Remix.run Logo
jhavera 5 hours ago

Interesting timing. We have been working on something that takes the opposite design philosophy. JSIR is designed for high-fidelity round-trips back to source, preserving all information a human author put in. That makes sense when the consumer is a human-facing tool like a deobfuscator or transpiler.

We have been exploring what an IR looks like when the author is an AI and the consumer is a compiler, and no human needs to read the output at all. ARIA (aria-ir.org) goes the other direction from JSIR. No source round-trip, no ergonomic abstractions, but first-class intent annotations, declared effects verified at compile time, and compile-time memory safety.

The use cases are orthogonal. JSIR is the right tool when you need to understand and transform code humans wrote. ARIA is the right tool when you want the AI to skip the human-readable layer entirely.

The JSIR paper on combining Gemini and JSIR for deobfuscation is a good example of where the two worlds might intersect. Curious whether you have thought about what properties an IR should have to make that LLM reasoning more reliable.

oldmanhorton 4 hours ago | parent [-]

> when the author is an AI and the consumer is a compiler, and no human needs to read the output at all.

This seems like a big bet on the assumption that fully autonomous codegen without humans in the loop is imminent if not already present - frankly, I hope you are wrong.

Even if that comes to pass in some cases, I also find it hard to believe that an LLM will ever be able to generate code in any new language at the same level with which it can generate stack overflow-shaped JavaScript and python, because it’ll never have as robust of a training set for new languages.

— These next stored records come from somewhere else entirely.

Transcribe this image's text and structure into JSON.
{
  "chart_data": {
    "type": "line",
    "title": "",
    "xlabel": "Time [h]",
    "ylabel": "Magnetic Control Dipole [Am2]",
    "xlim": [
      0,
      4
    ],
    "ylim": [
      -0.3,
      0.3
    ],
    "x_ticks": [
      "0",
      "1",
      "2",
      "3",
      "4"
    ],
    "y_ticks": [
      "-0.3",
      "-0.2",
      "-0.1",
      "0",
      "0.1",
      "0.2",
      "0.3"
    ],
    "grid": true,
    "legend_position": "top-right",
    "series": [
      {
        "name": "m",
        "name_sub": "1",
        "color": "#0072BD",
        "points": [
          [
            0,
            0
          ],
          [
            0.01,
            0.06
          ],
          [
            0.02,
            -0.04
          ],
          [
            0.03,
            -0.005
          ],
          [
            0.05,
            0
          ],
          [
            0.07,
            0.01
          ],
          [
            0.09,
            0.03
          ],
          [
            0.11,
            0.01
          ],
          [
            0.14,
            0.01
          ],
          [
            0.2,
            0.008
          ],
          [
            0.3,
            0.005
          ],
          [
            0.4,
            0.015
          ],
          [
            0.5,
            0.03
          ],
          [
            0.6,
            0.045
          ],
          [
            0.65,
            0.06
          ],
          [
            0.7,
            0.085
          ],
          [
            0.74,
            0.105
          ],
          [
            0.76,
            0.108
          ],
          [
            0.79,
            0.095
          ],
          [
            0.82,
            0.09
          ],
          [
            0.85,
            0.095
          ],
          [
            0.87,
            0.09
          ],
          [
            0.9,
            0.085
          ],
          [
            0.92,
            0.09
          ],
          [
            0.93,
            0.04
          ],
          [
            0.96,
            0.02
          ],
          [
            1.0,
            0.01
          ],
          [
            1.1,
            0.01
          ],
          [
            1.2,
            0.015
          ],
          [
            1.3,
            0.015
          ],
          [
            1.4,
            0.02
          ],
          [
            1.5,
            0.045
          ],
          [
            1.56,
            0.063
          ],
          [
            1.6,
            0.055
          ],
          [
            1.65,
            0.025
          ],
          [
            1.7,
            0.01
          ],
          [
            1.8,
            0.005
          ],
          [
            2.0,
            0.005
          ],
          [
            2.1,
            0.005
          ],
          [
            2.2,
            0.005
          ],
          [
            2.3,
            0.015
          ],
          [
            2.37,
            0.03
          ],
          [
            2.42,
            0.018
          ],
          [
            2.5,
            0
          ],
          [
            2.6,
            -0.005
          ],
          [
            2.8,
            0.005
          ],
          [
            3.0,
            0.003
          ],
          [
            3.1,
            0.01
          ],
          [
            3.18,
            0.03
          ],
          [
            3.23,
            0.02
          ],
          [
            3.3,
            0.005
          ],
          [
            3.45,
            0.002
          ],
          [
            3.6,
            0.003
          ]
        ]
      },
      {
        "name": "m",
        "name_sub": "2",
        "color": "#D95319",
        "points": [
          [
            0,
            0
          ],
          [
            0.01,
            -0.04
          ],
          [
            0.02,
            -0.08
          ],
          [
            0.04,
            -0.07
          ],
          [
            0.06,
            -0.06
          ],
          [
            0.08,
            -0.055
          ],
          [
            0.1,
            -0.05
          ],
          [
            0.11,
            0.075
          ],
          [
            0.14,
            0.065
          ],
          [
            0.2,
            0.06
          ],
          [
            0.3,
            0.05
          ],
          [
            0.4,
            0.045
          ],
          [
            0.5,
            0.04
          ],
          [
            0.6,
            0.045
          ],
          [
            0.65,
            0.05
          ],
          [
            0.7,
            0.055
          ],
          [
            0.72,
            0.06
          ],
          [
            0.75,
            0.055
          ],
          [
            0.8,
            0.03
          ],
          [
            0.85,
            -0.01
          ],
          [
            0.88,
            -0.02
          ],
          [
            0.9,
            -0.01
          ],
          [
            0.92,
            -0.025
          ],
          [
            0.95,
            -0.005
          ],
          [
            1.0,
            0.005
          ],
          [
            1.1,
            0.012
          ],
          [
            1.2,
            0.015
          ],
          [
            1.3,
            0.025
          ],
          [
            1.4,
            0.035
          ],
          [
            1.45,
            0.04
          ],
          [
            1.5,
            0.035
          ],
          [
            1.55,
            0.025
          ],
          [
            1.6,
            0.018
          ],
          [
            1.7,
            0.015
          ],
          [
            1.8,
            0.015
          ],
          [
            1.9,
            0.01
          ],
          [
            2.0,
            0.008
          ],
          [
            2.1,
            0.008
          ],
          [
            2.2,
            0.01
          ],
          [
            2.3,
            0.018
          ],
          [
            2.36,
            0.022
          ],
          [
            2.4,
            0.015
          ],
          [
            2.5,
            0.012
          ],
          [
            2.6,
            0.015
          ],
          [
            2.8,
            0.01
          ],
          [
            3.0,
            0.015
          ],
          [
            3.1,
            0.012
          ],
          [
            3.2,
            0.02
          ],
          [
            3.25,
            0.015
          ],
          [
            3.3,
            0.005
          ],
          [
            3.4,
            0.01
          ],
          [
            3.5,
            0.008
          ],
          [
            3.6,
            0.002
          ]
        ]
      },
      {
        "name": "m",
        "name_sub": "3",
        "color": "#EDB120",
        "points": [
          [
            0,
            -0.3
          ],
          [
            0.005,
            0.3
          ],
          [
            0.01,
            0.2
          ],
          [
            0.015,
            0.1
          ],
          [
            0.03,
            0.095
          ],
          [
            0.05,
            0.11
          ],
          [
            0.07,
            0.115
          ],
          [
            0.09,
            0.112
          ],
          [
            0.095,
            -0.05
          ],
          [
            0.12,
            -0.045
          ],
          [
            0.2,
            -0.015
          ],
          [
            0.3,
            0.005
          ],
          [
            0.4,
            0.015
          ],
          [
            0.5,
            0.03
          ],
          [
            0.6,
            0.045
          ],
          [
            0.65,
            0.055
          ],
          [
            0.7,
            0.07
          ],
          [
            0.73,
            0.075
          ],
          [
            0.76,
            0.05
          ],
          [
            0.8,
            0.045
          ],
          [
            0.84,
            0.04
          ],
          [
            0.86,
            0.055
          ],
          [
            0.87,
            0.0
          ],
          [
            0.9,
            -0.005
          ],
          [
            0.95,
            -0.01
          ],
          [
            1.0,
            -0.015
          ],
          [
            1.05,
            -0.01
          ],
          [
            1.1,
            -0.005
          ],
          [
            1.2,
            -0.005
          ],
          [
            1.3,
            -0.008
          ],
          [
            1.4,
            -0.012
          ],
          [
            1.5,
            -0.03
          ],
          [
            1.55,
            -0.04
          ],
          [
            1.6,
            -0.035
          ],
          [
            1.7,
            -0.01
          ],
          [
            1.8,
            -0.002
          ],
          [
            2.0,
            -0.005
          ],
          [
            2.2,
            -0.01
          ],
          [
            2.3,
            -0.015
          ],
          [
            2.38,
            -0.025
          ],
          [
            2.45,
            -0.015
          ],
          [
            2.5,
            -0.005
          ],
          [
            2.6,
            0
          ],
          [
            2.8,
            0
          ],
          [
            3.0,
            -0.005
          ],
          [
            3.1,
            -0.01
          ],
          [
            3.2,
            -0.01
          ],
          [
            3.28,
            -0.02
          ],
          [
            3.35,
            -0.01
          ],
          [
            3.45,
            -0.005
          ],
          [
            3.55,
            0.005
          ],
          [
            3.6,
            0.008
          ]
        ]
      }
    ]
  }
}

measurablefunc 2 hours ago | parent [-]

I recently wrote a simple interpreter for a stack based virtual machine for a Firefox extension to do some basic runtime programming b/c extensions can't generate & evaluate JavaScript at runtime. None of the consumer AIs could generate any code for the stack VM of any moderate complexity even though the language specification could fit on a single page.

We don't have real AI & no one is anywhere near anything that can consistently generate code of moderate complexity w/o bugs or accidental issues like deleting files during basic data processing (something I ran into recently while writing a local semantic search engine for some of my PDFs using open source neural networks).